There are always trade-offs.
Otomy, halfway between I-25 and US 85, out on County Road 23, is supposed to be an Indian—pardon me, “Native American”—name, but, given the specialty of the house at the little town’s principal bar and grill, it seemed to me that its surgical implications were more appropriate.
Anton was like a different guy for our trip to the range, although I was well aware that the apparent change was mostly temporary. Sooner or later, he’d need to get back to his Priscilla, mortally ill as she was, back to being Chief of Detectives, and the weight of the world would settle on his weary shoulders again. But at least he’d had this evening.
I’d been there, myself, although the circumstances hadn’t been nearly as dire. The night of the 1968 Democratic national convention in Chicago—where I happened to be living at the time; it was the closest I’d come geographically to the tiny farming community in which I’d been born, and from which I’d taken my nom de guerre, in almost a quarter of a century—the damn cops made me so mad that I went down in the basement of the house where I lived in Lincoln Park (and a previous tenant had thoughtfully left huge bales of old newspapers I used as a backstop) and burned up four boxes of .45 ACP. No ear protection: the virus defends my ears, repairing any damage I might do them.
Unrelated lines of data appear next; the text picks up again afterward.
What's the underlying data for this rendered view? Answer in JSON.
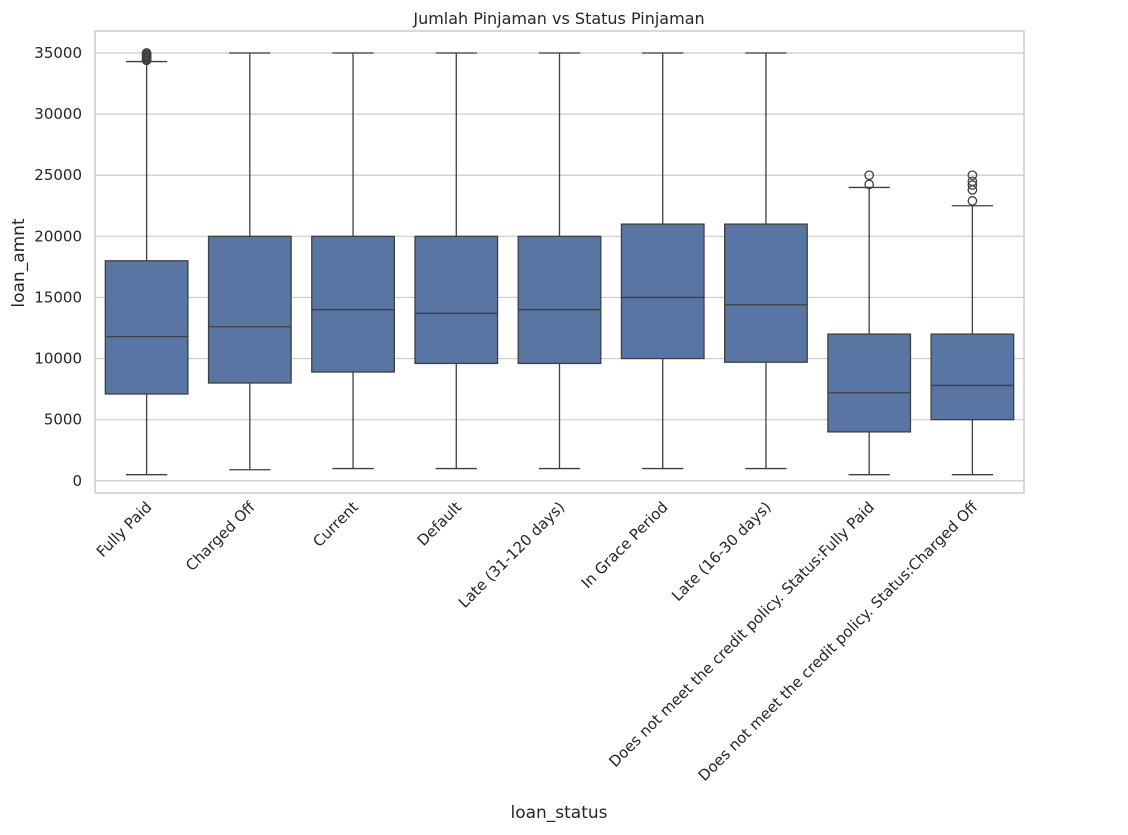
{
  "chart_data": {
    "type": "box",
    "title": "Jumlah Pinjaman vs Status Pinjaman",
    "xlabel": "loan_status",
    "ylabel": "loan_amnt",
    "ylim": [
      -1000,
      36800
    ],
    "yticks": [
      0,
      5000,
      10000,
      15000,
      20000,
      25000,
      30000,
      35000
    ],
    "grid": true,
    "box_color": "#5975A4",
    "line_color": "#3F3F3F",
    "categories": [
      "Fully Paid",
      "Charged Off",
      "Current",
      "Default",
      "Late (31-120 days)",
      "In Grace Period",
      "Late (16-30 days)",
      "Does not meet the credit policy. Status:Fully Paid",
      "Does not meet the credit policy. Status:Charged Off"
    ],
    "boxes": [
      {
        "whisker_low": 500,
        "q1": 7100,
        "median": 11800,
        "q3": 18000,
        "whisker_high": 34300,
        "outliers": [
          34400,
          34500,
          34600,
          34700,
          34800,
          34900,
          35000
        ]
      },
      {
        "whisker_low": 900,
        "q1": 8000,
        "median": 12600,
        "q3": 20000,
        "whisker_high": 35000,
        "outliers": []
      },
      {
        "whisker_low": 1000,
        "q1": 8900,
        "median": 14000,
        "q3": 20000,
        "whisker_high": 35000,
        "outliers": []
      },
      {
        "whisker_low": 1000,
        "q1": 9600,
        "median": 13700,
        "q3": 20000,
        "whisker_high": 35000,
        "outliers": []
      },
      {
        "whisker_low": 1000,
        "q1": 9600,
        "median": 14000,
        "q3": 20000,
        "whisker_high": 35000,
        "outliers": []
      },
      {
        "whisker_low": 1000,
        "q1": 10000,
        "median": 15000,
        "q3": 21000,
        "whisker_high": 35000,
        "outliers": []
      },
      {
        "whisker_low": 1000,
        "q1": 9700,
        "median": 14400,
        "q3": 21000,
        "whisker_high": 35000,
        "outliers": []
      },
      {
        "whisker_low": 500,
        "q1": 4000,
        "median": 7200,
        "q3": 12000,
        "whisker_high": 24000,
        "outliers": [
          24250,
          25000
        ]
      },
      {
        "whisker_low": 500,
        "q1": 5000,
        "median": 7800,
        "q3": 12000,
        "whisker_high": 22500,
        "outliers": [
          22900,
          23800,
          24200,
          24500,
          25000
        ]
      }
    ]
  }
}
It had helped a lot. I was able to go back to work (I was a private security consultant in those days), no longer shaking with age. That year’s candidate, Hubert Humphrey, resembled Porky Pig so strongly that I always expected to see him with a curly tail and no pants.
When we pulled up at Bry
ce’s, the tiny, odd-shaped gravel lot was filled with more fancy road iron than a Harley-Davidson dealer. It didn’t bother me, particularly. Most bikers are perfectly decent folks. Even when they’re not, their blood—after the virus deals with any drugs or diseases it discovers—is just as good as anybody else’s.
As we clambered out of the Suburban, I watched Anton readjust the holster on his belt and cover it with his jacket. It’s always a good thing to be ready, just ask the Boy Scouts. In any case, the man just plain looked like a cop, no matter what he did. Take away his gun, his badge, and all of his clothing. What would you have? A naked cop. He didn’t really try to hide it on this occasion, which was also a good thing. Anton thought going undercover meant turning his baseball cap around.
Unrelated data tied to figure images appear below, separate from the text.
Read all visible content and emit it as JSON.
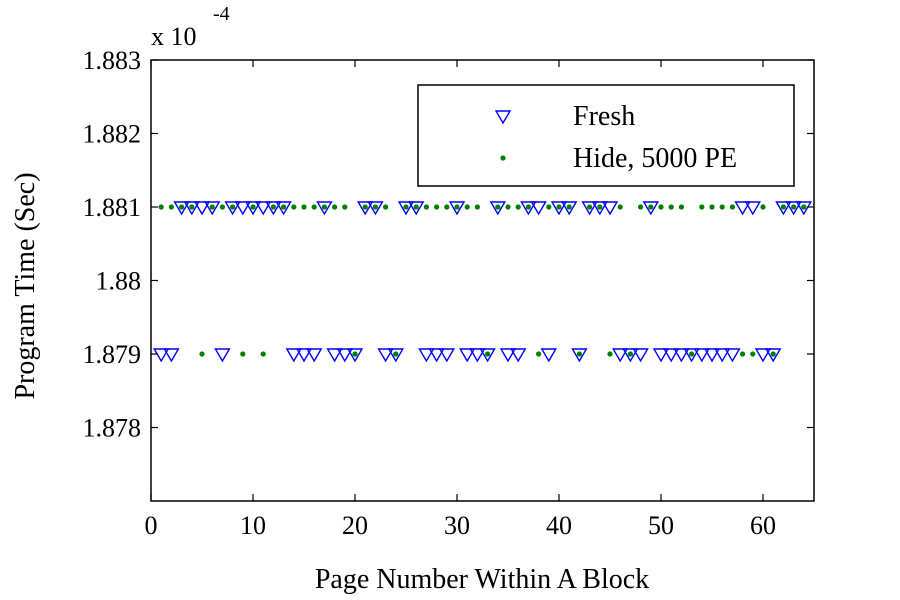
{
  "chart_data": {
    "type": "scatter",
    "xlabel": "Page Number Within A Block",
    "ylabel": "Program Time (Sec)",
    "exponent_label": "x 10",
    "exponent_power": "-4",
    "xlim": [
      0,
      65
    ],
    "ylim": [
      1.877,
      1.883
    ],
    "x_ticks": [
      0,
      10,
      20,
      30,
      40,
      50,
      60
    ],
    "x_tick_labels": [
      "0",
      "10",
      "20",
      "30",
      "40",
      "50",
      "60"
    ],
    "y_ticks": [
      1.878,
      1.879,
      1.88,
      1.881,
      1.882,
      1.883
    ],
    "y_tick_labels": [
      "1.878",
      "1.879",
      "1.88",
      "1.881",
      "1.882",
      "1.883"
    ],
    "grid": false,
    "legend_position": "top-right",
    "series": [
      {
        "name": "Fresh",
        "marker": "triangle-down",
        "color": "#0000ff",
        "points": [
          [
            1,
            1.879
          ],
          [
            2,
            1.879
          ],
          [
            3,
            1.881
          ],
          [
            4,
            1.881
          ],
          [
            5,
            1.881
          ],
          [
            6,
            1.881
          ],
          [
            7,
            1.879
          ],
          [
            8,
            1.881
          ],
          [
            9,
            1.881
          ],
          [
            10,
            1.881
          ],
          [
            11,
            1.881
          ],
          [
            12,
            1.881
          ],
          [
            13,
            1.881
          ],
          [
            14,
            1.879
          ],
          [
            15,
            1.879
          ],
          [
            16,
            1.879
          ],
          [
            17,
            1.881
          ],
          [
            18,
            1.879
          ],
          [
            19,
            1.879
          ],
          [
            20,
            1.879
          ],
          [
            21,
            1.881
          ],
          [
            22,
            1.881
          ],
          [
            23,
            1.879
          ],
          [
            24,
            1.879
          ],
          [
            25,
            1.881
          ],
          [
            26,
            1.881
          ],
          [
            27,
            1.879
          ],
          [
            28,
            1.879
          ],
          [
            29,
            1.879
          ],
          [
            30,
            1.881
          ],
          [
            31,
            1.879
          ],
          [
            32,
            1.879
          ],
          [
            33,
            1.879
          ],
          [
            34,
            1.881
          ],
          [
            35,
            1.879
          ],
          [
            36,
            1.879
          ],
          [
            37,
            1.881
          ],
          [
            38,
            1.881
          ],
          [
            39,
            1.879
          ],
          [
            40,
            1.881
          ],
          [
            41,
            1.881
          ],
          [
            42,
            1.879
          ],
          [
            43,
            1.881
          ],
          [
            44,
            1.881
          ],
          [
            45,
            1.881
          ],
          [
            46,
            1.879
          ],
          [
            47,
            1.879
          ],
          [
            48,
            1.879
          ],
          [
            49,
            1.881
          ],
          [
            50,
            1.879
          ],
          [
            51,
            1.879
          ],
          [
            52,
            1.879
          ],
          [
            53,
            1.879
          ],
          [
            54,
            1.879
          ],
          [
            55,
            1.879
          ],
          [
            56,
            1.879
          ],
          [
            57,
            1.879
          ],
          [
            58,
            1.881
          ],
          [
            59,
            1.881
          ],
          [
            60,
            1.879
          ],
          [
            61,
            1.879
          ],
          [
            62,
            1.881
          ],
          [
            63,
            1.881
          ],
          [
            64,
            1.881
          ]
        ]
      },
      {
        "name": "Hide, 5000 PE",
        "marker": "dot",
        "color": "#007f00",
        "points": [
          [
            1,
            1.881
          ],
          [
            2,
            1.881
          ],
          [
            3,
            1.881
          ],
          [
            4,
            1.881
          ],
          [
            5,
            1.879
          ],
          [
            6,
            1.881
          ],
          [
            7,
            1.881
          ],
          [
            8,
            1.881
          ],
          [
            9,
            1.879
          ],
          [
            10,
            1.881
          ],
          [
            11,
            1.879
          ],
          [
            12,
            1.881
          ],
          [
            13,
            1.881
          ],
          [
            14,
            1.881
          ],
          [
            15,
            1.881
          ],
          [
            16,
            1.881
          ],
          [
            17,
            1.881
          ],
          [
            18,
            1.881
          ],
          [
            19,
            1.881
          ],
          [
            20,
            1.879
          ],
          [
            21,
            1.881
          ],
          [
            22,
            1.881
          ],
          [
            23,
            1.881
          ],
          [
            24,
            1.879
          ],
          [
            25,
            1.881
          ],
          [
            26,
            1.881
          ],
          [
            27,
            1.881
          ],
          [
            28,
            1.881
          ],
          [
            29,
            1.881
          ],
          [
            30,
            1.881
          ],
          [
            31,
            1.881
          ],
          [
            32,
            1.881
          ],
          [
            33,
            1.879
          ],
          [
            34,
            1.881
          ],
          [
            35,
            1.881
          ],
          [
            36,
            1.881
          ],
          [
            37,
            1.881
          ],
          [
            38,
            1.879
          ],
          [
            39,
            1.881
          ],
          [
            40,
            1.881
          ],
          [
            41,
            1.881
          ],
          [
            42,
            1.879
          ],
          [
            43,
            1.881
          ],
          [
            44,
            1.881
          ],
          [
            45,
            1.879
          ],
          [
            46,
            1.881
          ],
          [
            47,
            1.879
          ],
          [
            48,
            1.881
          ],
          [
            49,
            1.881
          ],
          [
            50,
            1.881
          ],
          [
            51,
            1.881
          ],
          [
            52,
            1.881
          ],
          [
            53,
            1.879
          ],
          [
            54,
            1.881
          ],
          [
            55,
            1.881
          ],
          [
            56,
            1.881
          ],
          [
            57,
            1.881
          ],
          [
            58,
            1.879
          ],
          [
            59,
            1.879
          ],
          [
            60,
            1.881
          ],
          [
            61,
            1.879
          ],
          [
            62,
            1.881
          ],
          [
            63,
            1.881
          ],
          [
            64,
            1.881
          ]
        ]
      }
    ]
  }
}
It could be embarrassing, sometimes.
We needn’t have worried. Inside, sixty knights of the open road (or is that hoboes—I always forget) and their old ladies appeared to be celebrating the birthday of somebody’s four-year-old daughter. A dozen rug-rats and anklebiters in Levis, miniature Harley Ts, tiny black leather vests, and paisley do-rags, were running around with cake on their faces. It’s an increasingly strange world that we live in.
The place was long and narrow, with an oval bar down the center, the shape dictated by the plot of land it occupied, squeezed between the town’s main street and the nearby river. The ceiling was low, and obscured by smoke despite the prissy preferences of the Colorado legislature. Someday, somebody’s going to find a way to organize smokers as a voting block, and the political world will never be the same. The jukebox was blaring out “Let Freedom Ring”, which I’ve always found stirring, even though it’s about divorce, rather than politics.